この国は能天気にも単式簿記を実施する北朝鮮と並ぶ世界でも少数国の一つだが、そのため公的施設の減価償却資産の総額すら的確に掴めない。つまりこの国と地方自治体の減価償却費の総額が年間幾らになるのかが分からないから、何とかやっていけると気にかけていないようだ。しかし人口減による公的負担総額の減少の右肩下がりのグラフと、ドンドン造り続けている道路や橋梁などの減価償却資産の維持・管理費の右肩上がりのグラフとはいつかは必ずクロスする。それ以降の未来の日本国民は維持・管理の行き届かない膨大な公共施設を抱えて苦労しなければならなくなる。
官僚たちは公会計が「継続性の原則」や「総額主義の原則」の適用される複式簿記に移行すれば、これまでの別財布「特会」を取り上げられ、連結決算により離れや関連団体の会計までガラス張りになるのを嫌って大福帳以来の「歳入・歳出」会計を続けている。いわば小遣いの「金銭出納簿」程度のものでこの国の会計を記帳しているのだ。
税務署へ中小企業のオッサンが金銭出納帳を持って行って「税務申告」しようとすると、複式会計を実施するように指導を受ける。そのため会計係を雇ったりしなければならなくなるのだが、税務署は国民を指導するよりもまずは身内の「公会計」を指導すべきだ。
高速道路の無料化も地方の観光地振興対策として望まれていたが、鉄道無料パスをもらっている政治家諸氏には理解不能のようだ。子供を連れて大きな荷物を持って移動するには車が至極便利だし高速道路料金を除けば鉄道運賃より安価だ。その分だけでも地方のホテルや旅館に宿泊できるし、飲食に地方で消費できる。東京近辺の寂れていた観光地が高速道路1000円乗り放題でどれほど一息ついたか、御用評論家諸兄は講演旅行ばかりのアゴ・アシ付きでは実感として分からないのだろう。
やや改善したとはいえ、去年の特殊出生率は1.39とまだまだ人口減社会のままだ。
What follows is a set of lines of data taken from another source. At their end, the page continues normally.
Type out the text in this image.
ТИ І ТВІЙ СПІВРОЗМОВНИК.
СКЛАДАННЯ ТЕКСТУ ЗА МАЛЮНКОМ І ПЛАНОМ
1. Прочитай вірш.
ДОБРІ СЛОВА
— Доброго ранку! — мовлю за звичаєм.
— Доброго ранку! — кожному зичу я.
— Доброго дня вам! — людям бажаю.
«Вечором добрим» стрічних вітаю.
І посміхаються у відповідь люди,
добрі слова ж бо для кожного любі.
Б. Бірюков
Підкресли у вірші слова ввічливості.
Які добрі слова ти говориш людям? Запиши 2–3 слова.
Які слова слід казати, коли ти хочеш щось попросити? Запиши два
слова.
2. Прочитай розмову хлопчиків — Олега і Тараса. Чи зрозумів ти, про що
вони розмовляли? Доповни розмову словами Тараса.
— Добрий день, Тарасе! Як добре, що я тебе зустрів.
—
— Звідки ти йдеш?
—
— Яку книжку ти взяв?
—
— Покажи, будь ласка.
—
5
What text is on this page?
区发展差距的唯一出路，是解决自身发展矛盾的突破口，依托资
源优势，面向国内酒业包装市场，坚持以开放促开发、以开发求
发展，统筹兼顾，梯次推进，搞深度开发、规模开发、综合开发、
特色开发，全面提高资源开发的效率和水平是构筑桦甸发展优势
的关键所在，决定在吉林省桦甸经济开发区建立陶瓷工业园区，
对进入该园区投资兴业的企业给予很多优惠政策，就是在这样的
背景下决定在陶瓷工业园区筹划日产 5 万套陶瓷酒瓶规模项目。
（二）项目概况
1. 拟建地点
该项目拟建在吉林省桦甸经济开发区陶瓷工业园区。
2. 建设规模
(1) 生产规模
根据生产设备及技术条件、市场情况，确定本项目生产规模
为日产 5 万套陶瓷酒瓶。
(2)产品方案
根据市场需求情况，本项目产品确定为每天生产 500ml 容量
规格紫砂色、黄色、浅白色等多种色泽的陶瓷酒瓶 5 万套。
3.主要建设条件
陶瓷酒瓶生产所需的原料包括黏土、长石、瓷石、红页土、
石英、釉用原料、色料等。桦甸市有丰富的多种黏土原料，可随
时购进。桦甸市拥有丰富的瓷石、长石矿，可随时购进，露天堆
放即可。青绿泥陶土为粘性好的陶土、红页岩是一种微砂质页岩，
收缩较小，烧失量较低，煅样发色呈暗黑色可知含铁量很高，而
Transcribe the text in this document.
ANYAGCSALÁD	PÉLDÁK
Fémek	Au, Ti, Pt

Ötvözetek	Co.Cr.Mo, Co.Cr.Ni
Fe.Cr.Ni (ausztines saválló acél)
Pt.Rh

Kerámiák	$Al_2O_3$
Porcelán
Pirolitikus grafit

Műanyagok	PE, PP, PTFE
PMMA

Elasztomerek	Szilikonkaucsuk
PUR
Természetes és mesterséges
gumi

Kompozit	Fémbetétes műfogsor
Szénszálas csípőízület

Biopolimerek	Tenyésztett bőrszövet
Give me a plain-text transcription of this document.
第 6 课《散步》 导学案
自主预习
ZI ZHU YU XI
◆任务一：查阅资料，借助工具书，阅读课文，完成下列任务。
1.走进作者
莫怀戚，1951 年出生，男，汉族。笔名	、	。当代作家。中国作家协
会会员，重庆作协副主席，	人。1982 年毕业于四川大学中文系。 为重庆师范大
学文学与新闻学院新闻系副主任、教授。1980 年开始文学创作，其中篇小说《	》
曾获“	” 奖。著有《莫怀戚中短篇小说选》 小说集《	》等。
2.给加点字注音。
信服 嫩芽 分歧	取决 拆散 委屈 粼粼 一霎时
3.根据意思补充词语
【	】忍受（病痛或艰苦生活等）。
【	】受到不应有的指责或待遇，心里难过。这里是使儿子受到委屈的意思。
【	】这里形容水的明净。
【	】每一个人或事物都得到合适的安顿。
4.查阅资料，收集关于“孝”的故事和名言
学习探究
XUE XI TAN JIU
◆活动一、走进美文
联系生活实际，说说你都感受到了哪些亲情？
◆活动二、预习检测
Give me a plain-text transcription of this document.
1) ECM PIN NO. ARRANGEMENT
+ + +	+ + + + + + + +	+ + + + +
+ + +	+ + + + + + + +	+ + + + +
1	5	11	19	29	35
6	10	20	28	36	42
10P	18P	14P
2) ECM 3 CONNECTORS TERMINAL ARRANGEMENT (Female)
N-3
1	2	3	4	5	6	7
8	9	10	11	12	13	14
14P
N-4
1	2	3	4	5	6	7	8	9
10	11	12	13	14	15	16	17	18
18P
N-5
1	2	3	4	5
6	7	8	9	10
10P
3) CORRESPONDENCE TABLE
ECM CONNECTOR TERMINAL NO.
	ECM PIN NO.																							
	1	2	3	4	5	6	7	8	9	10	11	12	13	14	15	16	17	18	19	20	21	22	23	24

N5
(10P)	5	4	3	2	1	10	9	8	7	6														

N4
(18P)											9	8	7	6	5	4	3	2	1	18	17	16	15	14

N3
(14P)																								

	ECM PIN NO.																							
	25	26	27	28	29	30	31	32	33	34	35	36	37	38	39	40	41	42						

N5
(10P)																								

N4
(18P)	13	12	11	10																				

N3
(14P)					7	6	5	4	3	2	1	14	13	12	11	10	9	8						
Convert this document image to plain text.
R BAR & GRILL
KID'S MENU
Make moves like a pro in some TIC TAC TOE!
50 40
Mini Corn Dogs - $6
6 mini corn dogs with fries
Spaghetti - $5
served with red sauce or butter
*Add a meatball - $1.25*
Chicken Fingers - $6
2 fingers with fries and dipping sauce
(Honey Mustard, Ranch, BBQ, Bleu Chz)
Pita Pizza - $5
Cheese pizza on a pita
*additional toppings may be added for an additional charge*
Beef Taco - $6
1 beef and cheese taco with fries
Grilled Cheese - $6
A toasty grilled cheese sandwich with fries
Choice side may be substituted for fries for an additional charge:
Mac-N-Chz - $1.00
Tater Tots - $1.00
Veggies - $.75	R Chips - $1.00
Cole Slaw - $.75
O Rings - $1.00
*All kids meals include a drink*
子供手当を「ばら撒きだ」と批判する人たちは日本国民の人口を減らせるだけ減らして、日本を何処か人口大国へ売り飛ばそうとしているのではないかと疑いを抱くほどだ。
「子は宝」とは昔の言葉ではなく、現代日本にとって最も必要な政策課題なのだと分からない政治家に、日本の未来を語る資格はない。